La date limite de dépôt des offres de reprise du groupe industriel Altia, la maison mère de Caddie placée en redressement judiciaire début août, a été fixée au 12 septembre, selon un communiqué de la société publié lundi. Les repreneurs potentiels de la société holding Altia Industry et de ses filiales, qui emploient 3.500 personnes dans le monde dont un millier en France, doivent s’adresser à l’administrateur judiciaire Eric Bauland pour accéder aux comptes.

Le communiqué précise que six sociétés, déjà placées en liquidation judiciaire, sont exclues de cette procédure – Altia Le Chambon, Altia Metal & Plastic, Altia Angers, Altia Chasseneuil, Stéqual et la Société des Tourneballets. Après les déboires de sa filiale de fabrication de chariots Caddie, le groupe industriel Altia a fait placer en redressement judiciaire la quasi-totalité de ses entreprises le 4 août, dont certaines sont dans une situation très vulnérable.

Altia est particulièrement présent dans la sous-traitance automobile, dans l’électroménager et le secteur médical.
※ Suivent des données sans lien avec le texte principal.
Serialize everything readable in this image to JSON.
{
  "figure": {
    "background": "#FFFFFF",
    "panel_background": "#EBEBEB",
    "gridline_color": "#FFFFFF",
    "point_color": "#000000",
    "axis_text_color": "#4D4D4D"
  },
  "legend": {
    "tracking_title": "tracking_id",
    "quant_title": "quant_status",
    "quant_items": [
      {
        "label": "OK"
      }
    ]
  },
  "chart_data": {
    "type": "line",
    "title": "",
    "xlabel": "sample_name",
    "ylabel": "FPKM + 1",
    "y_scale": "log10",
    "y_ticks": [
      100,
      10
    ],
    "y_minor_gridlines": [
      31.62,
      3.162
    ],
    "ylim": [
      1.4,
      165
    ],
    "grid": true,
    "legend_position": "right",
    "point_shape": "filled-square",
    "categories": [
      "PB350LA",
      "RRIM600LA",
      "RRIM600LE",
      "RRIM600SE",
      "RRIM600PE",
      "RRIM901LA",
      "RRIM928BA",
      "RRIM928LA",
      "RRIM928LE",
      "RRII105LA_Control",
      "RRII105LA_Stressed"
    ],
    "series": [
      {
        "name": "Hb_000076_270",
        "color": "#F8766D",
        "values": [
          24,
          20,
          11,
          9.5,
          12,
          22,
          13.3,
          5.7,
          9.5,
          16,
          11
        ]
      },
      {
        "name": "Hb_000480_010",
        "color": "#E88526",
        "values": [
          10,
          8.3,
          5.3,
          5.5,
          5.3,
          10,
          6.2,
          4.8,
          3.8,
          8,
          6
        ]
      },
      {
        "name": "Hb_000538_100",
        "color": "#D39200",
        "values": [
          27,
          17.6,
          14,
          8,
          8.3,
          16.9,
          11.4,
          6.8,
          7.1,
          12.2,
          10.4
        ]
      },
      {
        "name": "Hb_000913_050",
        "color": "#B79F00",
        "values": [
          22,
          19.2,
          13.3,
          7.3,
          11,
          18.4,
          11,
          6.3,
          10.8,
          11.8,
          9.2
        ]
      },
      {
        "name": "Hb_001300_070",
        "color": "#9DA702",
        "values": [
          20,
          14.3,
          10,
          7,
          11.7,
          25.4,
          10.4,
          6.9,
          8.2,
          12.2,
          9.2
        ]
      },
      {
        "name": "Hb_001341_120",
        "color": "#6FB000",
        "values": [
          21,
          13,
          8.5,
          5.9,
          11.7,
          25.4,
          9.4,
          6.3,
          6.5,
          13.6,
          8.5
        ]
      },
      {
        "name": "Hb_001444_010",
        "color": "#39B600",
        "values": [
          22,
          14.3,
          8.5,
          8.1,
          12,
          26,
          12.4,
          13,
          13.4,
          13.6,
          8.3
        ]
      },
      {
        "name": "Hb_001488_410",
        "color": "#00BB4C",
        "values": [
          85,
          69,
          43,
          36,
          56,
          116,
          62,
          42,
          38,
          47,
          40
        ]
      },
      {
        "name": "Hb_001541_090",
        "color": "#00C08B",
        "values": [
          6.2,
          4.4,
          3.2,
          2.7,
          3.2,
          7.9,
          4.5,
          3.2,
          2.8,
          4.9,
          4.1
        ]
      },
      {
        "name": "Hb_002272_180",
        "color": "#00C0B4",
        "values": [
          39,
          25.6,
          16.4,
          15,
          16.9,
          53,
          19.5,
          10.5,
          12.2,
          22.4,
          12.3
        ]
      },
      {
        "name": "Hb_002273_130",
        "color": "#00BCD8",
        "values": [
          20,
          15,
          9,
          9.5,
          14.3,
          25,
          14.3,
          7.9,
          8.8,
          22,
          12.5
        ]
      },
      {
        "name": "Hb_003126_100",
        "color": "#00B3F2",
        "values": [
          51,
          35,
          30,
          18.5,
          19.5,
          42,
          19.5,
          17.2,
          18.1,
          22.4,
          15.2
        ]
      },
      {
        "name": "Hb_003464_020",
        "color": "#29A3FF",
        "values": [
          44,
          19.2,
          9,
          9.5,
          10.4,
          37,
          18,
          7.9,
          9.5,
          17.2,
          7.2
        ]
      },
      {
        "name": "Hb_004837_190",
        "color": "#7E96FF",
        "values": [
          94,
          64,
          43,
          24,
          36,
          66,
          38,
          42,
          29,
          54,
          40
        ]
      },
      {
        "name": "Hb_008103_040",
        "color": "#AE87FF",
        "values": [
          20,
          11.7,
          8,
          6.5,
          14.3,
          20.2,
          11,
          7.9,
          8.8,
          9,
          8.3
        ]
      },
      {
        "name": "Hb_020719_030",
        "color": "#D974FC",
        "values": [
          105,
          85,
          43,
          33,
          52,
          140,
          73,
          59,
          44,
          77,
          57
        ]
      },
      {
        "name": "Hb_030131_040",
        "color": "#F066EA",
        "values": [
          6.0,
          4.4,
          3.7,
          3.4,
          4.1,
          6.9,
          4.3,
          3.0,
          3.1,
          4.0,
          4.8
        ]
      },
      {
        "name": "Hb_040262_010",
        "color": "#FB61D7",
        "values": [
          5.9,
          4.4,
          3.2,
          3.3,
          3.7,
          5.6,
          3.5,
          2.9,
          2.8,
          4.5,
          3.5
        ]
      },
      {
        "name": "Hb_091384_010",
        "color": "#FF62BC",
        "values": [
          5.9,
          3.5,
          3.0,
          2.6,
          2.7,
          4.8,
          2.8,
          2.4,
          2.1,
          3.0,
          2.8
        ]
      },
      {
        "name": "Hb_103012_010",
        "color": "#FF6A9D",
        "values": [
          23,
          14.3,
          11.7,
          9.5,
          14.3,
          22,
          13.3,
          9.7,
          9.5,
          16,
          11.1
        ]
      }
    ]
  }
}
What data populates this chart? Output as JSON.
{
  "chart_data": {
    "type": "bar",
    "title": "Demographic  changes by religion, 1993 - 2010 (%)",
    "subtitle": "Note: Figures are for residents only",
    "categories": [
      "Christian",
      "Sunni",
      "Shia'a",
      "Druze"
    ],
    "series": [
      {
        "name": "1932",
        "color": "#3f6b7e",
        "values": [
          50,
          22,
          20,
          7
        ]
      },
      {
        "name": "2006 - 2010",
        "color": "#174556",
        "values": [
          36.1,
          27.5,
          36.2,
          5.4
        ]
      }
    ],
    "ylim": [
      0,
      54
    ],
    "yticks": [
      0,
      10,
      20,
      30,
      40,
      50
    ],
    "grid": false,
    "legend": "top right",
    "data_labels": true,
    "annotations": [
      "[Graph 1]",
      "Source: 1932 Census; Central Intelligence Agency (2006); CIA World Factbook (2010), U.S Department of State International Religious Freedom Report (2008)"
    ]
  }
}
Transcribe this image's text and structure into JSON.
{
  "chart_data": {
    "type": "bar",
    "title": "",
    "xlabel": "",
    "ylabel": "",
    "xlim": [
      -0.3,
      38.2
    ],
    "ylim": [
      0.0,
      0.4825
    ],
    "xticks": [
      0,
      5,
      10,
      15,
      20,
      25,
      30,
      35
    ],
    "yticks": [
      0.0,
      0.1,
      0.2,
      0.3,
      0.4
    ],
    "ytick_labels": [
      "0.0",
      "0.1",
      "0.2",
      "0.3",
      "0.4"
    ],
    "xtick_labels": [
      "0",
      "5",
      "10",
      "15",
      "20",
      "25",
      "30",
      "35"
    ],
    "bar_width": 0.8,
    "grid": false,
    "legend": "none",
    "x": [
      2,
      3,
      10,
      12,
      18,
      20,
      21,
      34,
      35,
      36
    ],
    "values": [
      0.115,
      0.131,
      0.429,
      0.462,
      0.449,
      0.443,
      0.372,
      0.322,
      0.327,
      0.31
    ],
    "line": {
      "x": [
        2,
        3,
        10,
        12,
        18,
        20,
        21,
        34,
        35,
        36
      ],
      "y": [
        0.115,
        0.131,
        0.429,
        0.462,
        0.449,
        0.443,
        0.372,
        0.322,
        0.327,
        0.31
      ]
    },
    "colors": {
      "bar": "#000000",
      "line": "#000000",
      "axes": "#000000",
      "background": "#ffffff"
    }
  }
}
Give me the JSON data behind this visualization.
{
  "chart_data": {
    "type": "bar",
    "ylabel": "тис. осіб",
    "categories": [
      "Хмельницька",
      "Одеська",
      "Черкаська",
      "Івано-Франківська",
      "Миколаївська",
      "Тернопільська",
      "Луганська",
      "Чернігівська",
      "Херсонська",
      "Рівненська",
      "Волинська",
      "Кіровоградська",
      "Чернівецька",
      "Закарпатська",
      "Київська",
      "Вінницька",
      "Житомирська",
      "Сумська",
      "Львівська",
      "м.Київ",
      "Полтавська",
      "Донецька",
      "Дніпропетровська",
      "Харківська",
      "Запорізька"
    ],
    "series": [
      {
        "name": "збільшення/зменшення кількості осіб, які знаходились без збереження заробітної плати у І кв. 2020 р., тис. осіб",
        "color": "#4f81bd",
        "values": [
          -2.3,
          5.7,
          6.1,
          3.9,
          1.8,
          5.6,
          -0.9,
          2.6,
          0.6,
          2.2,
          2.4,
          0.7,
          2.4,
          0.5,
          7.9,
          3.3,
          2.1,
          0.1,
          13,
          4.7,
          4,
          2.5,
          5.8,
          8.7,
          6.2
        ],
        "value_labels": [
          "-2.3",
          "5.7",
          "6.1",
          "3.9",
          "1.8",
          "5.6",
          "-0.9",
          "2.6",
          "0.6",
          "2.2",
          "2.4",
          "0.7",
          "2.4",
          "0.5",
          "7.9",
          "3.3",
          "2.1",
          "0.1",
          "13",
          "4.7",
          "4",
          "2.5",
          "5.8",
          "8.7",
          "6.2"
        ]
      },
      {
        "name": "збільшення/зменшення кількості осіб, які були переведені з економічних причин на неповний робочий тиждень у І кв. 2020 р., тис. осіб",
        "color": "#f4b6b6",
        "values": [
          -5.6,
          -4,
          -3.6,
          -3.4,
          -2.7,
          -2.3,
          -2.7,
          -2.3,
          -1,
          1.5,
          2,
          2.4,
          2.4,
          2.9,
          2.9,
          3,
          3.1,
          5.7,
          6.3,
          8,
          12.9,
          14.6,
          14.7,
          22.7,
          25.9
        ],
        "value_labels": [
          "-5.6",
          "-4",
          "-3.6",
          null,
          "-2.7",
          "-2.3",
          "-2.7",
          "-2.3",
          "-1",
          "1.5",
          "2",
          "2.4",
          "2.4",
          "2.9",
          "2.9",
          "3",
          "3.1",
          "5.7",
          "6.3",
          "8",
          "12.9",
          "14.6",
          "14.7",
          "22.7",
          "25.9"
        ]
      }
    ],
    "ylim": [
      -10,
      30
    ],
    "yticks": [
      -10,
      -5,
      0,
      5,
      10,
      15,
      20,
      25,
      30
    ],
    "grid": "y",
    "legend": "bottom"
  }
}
Presque toutes les 48 entreprises du groupe sont concernées par la procédure, à l’exception de deux d’entre elles: Normatec, un fabricant de pièces métalliques, et la holding Altia Finance.
« L’objectif est d’avoir cédé tout le monde d’ici fin septembre », avait déclaré début août à l’AFP le directeur général de l’époque, Michel Rességuier, qui a démissionné depuis.

Altia est contrôlé à 20% par l’Etat à travers Bpifrance, la banque publique d’investissement, ainsi que le Fonds de modernisation des équipementiers automobiles (FMEA). Depuis juin, Bpifrance avait injecté 8 millions d’euros dans le groupe, selon M. Rességuier.